For some reason, Cron won't process this and keeps telling me that pandas is not installed (it is whenever I normally run my code)
I'm getting this mail:
Subject: Cron <user@Justins-MBP-4> PYTHONPATH=/Users/user/Library/Python/3.6/lib/python/site-packages python ~/downloads/random/milbtrans.command
X-Cron-Env: <SHELL=/bin/sh>
X-Cron-Env: <PATH=/usr/bin:/bin>
X-Cron-Env: <LOGNAME=user>
X-Cron-Env: <USER=user>
X-Cron-Env: <HOME=/Users/user>
Date: Tue, 8 May 2018 11:18:01 -0400 (EDT)

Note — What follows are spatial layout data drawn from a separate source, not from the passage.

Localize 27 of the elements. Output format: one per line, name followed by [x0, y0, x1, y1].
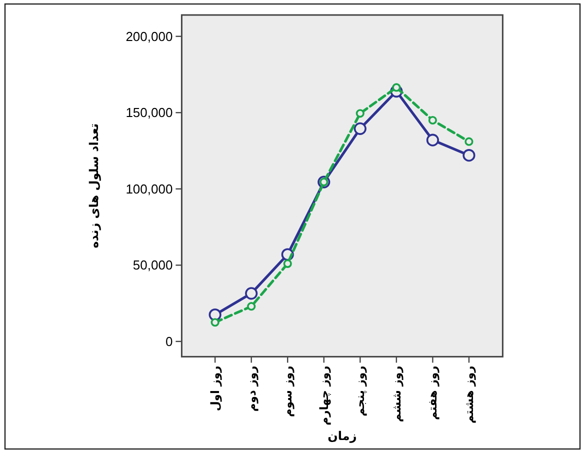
- y-tick-label: 50,000: [132, 258, 173, 273]
- point: [392, 83, 401, 92]
- x-tick-label: روز سوم: [280, 366, 295, 418]
- y-tick-label: 150,000: [126, 105, 173, 120]
- point: [245, 287, 258, 300]
- x-tick-label: روز چهارم: [316, 366, 331, 426]
- x-tick-label: روز پنجم: [353, 366, 368, 416]
- y-tick-label: 0: [165, 334, 173, 349]
- y-tick-label: 200,000: [126, 28, 173, 44]
- point: [283, 259, 292, 268]
- x-tick-label: روز هشتم: [462, 366, 476, 424]
- x-tick-label: روز دوم: [244, 366, 258, 412]
- point: [356, 109, 364, 118]
- x-tick-label: روز هفتم: [426, 366, 440, 420]
- y-tick-label: 100,000: [126, 181, 173, 196]
- point: [426, 134, 439, 146]
- point: [208, 308, 222, 322]
- point: [462, 149, 476, 162]
- point: [247, 302, 256, 311]
- point: [428, 116, 437, 125]
- point: [354, 122, 366, 135]
- point: [210, 318, 220, 327]
- point: [464, 137, 474, 146]
- x-tick-label: روز اول: [208, 366, 222, 412]
- x-tick-label: روز ششم: [389, 366, 404, 422]
- y-axis-title: تعداد سلول های زنده: [87, 123, 101, 248]
- x-axis-title: زمان: [328, 429, 357, 443]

Traceback (most recent call last):
File "/Users/user/downloads/random/milbtrans.command", line 2, in <module>
import requests, csv, pandas, openpyxl, datetime, time
ImportError: No module named pandas
Changed Pandas to be fixed but now getting this error:
Traceback (most recent call last):
File "/Users/user/downloads/random/milbtrans.command", line 2, in <module>
import requests, csv, sys, pandas, openpyxl, datetime, time
File "/Library/Frameworks/Python.framework/Versions/3.6/lib/python3.6/site-packages/pandas/__init__.py", line 19, in <module>
"Missing required dependencies {0}".format(missing_dependencies))
ImportError: Missing required dependencies ['numpy']
Any help is appreciated.
You haven't posted your crontab, but I suspect you are not using the correct path to Python 3.6. Your cron error email says the PATH cron is using is /usr/bin and /bin. Your cron command calls just "python". So cron will use its PATH to try and resolve "python".
Is an executable or link to Python 3.6 available in either of those locations?
What do you see if you run: $ /usr/bin/python
or $ /bin/python
from your own login? I'm guessing that one, the other, or both would start a different version of Python (i.e. Python 2.x.x)
$ which python3
/usr/local/bin/python3
crontab
0 0 * * * /usr/local/bin/python3 /Users/user/downloads/random/milbtrans.command
I suggest you try it like this first without the PYTHONPATH.
You could also be more elegant and manage environment variables for the cron execution context (i.e. exporting a correct PATH environment variable via the crontab itself or a "wrapper" shell script) which would also solve the problem, but based on what you've shared here I believe this is the simplest way to address your current issue.
I had the same issue on Ubuntu 18.04.
For me the fix was to have crontab call a shell script which then executes the python script. Also had to set HOME and PYTHONPATH environment variables:
crontab:
# Execute shell script and pipe stdout and stderr to a log file
# Which will enable you to see what's going on
* * * * * <your_path>/yourscript.sh >> <your_path>yourscript_cron.log 2>&1
yourscript.sh:
#!/bin/bash
echo yourscript.sh called: `date`
HOME=<your_home_dir>
PYTHONPATH=<path_to_dist_packages>
cd <path_to_your_python_script>
<python_executable> ./<your_python_script> 2>&1 1>/dev/null
Funny enough, this shell wrapper method is the way I settled on for scheduled tasks on windows in the past as it gives you the best debugging and flexibility possible.